Forgetting It All

umI keep hearing ads for these brain training programs that are designed to ‘increase mental acuity by calculating baseline scores’ as they put it, but in my world a baseline score is what your doctor uses to measure the relative swiftness of your decline.

And yet, and yet:  If I don’t do these mental calisthenics, will I start losing it? Forget how to flush, or make change? Inadvertently turn into the funniest person standing in line… at the wake? 

I look at what’s out there and then I look at my life. I don’t do Lumosity. Or Sudoku. Or Words With Friends, which is basically just Scrabble over the Internet.  But the way I look at it, people old enough to worry about getting sharper are already less sharp. Just look up the statistics on how fast your synapses are firing now compared to how they fired when you were 12. You’re slower than you were and that’s a fact, so now you want to start measuring how much slower? You might as well make little marks on your kitchen wall the way people do with their growing children – only you’d be doing it so you could watch yourself shrink.

But back to mental acuity: When I was young, I could memorize anything, historical dates from the 1500s, the license plate numbers on my friends’ parents’ cars, the poems our teachers used to make us stand beside our desks to stammer out. Now all I have stored here in this head is a single credit card number, and even then I have to get a running start with, the way you do with the 23rd Psalm, say.

As for poetry, every time I try to recite those bits of verse from my schooldays sonnets, they all mysteriously become, three lines, in, “Whose Woods These Are I Think I Know,” but seriously: What are you gonna do?  Mark Twain famously wrote that when he was younger, he could remember anything, whether it happened or not.’ But as his faculties began decaying, as he put its, he got so he could only remember the latter. 

He could only remember what didn’t happen in other words.  If I get like this, I won’t be any kind of authority on the facts but hey, stick around anyway: It’s a good bet my stories will become a lot more entertaining. 

And now, this great clip from Men in Black, where the memory-erasing Neuralyzer is put to use… which leads me wonder: Have Agents J and K been around HERE lately?

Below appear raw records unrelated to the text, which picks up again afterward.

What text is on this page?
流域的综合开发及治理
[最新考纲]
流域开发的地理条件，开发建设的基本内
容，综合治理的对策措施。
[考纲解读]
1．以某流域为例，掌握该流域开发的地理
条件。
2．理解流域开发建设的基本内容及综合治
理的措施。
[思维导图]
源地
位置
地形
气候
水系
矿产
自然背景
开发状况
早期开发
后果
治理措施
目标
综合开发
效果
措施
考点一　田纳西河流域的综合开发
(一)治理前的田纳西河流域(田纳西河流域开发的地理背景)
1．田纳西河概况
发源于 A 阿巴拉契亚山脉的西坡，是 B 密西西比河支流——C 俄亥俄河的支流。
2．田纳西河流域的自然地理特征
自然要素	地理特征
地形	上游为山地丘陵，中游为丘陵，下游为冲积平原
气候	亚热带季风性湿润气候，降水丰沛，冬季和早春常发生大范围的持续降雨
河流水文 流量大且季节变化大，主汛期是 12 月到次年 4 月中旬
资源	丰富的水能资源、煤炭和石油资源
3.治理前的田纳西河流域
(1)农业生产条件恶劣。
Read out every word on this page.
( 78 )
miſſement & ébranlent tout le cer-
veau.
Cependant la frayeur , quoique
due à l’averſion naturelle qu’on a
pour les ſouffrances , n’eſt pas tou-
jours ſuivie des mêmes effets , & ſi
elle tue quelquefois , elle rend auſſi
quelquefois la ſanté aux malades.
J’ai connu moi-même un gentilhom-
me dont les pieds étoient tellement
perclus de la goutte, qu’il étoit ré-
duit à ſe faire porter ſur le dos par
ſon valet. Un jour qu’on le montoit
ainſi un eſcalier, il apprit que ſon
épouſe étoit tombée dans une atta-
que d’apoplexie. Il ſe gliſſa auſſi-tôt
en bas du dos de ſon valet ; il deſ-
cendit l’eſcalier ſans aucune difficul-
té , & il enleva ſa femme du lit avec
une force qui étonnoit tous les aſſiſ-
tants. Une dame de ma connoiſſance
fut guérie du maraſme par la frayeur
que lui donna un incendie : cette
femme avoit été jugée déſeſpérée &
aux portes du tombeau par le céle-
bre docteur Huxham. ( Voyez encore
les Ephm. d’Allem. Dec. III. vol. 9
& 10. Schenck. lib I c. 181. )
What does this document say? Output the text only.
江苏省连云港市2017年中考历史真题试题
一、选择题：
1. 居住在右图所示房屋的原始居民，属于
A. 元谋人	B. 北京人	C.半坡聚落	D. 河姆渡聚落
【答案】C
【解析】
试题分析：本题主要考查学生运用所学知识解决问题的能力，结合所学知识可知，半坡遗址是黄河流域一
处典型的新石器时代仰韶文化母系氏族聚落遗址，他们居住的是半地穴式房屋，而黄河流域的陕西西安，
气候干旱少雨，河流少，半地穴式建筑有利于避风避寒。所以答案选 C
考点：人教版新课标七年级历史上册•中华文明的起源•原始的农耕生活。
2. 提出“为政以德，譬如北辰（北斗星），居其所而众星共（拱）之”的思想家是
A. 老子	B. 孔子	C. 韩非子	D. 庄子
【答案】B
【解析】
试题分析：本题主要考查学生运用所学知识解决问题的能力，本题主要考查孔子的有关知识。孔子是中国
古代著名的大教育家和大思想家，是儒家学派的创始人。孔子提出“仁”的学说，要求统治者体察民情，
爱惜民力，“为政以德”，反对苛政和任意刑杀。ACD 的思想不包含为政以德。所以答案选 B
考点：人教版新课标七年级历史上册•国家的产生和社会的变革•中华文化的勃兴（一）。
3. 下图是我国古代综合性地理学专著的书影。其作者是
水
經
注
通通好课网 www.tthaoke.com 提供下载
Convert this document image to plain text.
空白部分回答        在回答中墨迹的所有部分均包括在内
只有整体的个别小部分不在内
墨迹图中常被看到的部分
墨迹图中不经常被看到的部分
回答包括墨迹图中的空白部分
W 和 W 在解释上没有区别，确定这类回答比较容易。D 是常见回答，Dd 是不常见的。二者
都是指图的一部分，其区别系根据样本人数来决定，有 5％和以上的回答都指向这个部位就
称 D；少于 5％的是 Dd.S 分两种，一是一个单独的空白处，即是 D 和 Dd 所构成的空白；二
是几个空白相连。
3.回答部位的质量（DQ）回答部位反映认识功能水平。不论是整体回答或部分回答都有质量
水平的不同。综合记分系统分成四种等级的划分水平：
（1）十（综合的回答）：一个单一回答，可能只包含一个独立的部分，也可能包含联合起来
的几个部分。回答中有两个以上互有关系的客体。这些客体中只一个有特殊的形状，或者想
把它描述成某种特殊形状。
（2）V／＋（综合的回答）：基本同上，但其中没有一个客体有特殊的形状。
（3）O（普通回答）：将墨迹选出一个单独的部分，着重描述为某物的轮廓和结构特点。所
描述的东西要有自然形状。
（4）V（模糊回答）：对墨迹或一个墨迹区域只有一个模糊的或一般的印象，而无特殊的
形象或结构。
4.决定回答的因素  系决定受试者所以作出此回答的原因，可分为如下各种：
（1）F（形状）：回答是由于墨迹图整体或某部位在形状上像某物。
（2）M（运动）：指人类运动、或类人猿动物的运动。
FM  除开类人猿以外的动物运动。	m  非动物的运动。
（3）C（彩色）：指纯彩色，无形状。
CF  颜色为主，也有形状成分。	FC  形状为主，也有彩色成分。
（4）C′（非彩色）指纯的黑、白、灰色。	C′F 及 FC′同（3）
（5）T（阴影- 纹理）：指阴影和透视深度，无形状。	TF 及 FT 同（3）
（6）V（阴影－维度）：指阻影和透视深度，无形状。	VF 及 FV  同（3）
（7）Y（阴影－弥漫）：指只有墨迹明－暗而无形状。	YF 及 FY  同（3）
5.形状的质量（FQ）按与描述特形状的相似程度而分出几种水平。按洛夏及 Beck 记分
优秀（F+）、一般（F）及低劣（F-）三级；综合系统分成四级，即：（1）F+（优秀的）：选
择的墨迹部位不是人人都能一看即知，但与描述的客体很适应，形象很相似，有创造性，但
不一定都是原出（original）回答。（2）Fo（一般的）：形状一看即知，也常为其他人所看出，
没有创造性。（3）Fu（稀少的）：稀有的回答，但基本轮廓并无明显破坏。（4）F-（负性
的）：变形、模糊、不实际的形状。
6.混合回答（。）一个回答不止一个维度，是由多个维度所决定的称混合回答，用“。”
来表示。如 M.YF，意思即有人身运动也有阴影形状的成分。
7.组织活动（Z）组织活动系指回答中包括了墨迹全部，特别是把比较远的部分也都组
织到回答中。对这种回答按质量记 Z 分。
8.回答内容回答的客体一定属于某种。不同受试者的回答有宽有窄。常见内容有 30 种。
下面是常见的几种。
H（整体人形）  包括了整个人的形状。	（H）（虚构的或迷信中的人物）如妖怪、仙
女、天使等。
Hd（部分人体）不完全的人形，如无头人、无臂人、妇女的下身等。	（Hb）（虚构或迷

5 thoughts on “Forgetting It All

  1. I’m so glad to hear it, cause I can’t memorize anything now either. I couldn’t even learn the lines in a drama playing an old lady.

    1. That’s so funny isn’t Gwen ? It reminds me of when Michael was in the first grade and he was in a play. HE could remember all HIS lines and he fed one to his fellow actor IN saying “Guess what Timmy?” And all Timmy had to say was “what Mike?”. And the kid couldn’t come up with the line!

  2. I know my synapses are firing OK because I heard them, along with the music that plays in my head. Reminds me of my childhood friend, who told me that she had fallen arches because she heard them fall. Mark Twain was right: one easily remembers things that never happened. Did you see 60 Minutes Sunday? And other programs on the same subject? About those people who remember every single day of their lives — the date, what day it was, the news of the day, what they had for lunch, what they wore. Memory overkill.

  3. “In the moment” memorizing is dwindling, but my past memory is upgrading. Like going from analog to digital. Names, meeting someone new, why are they so difficult?.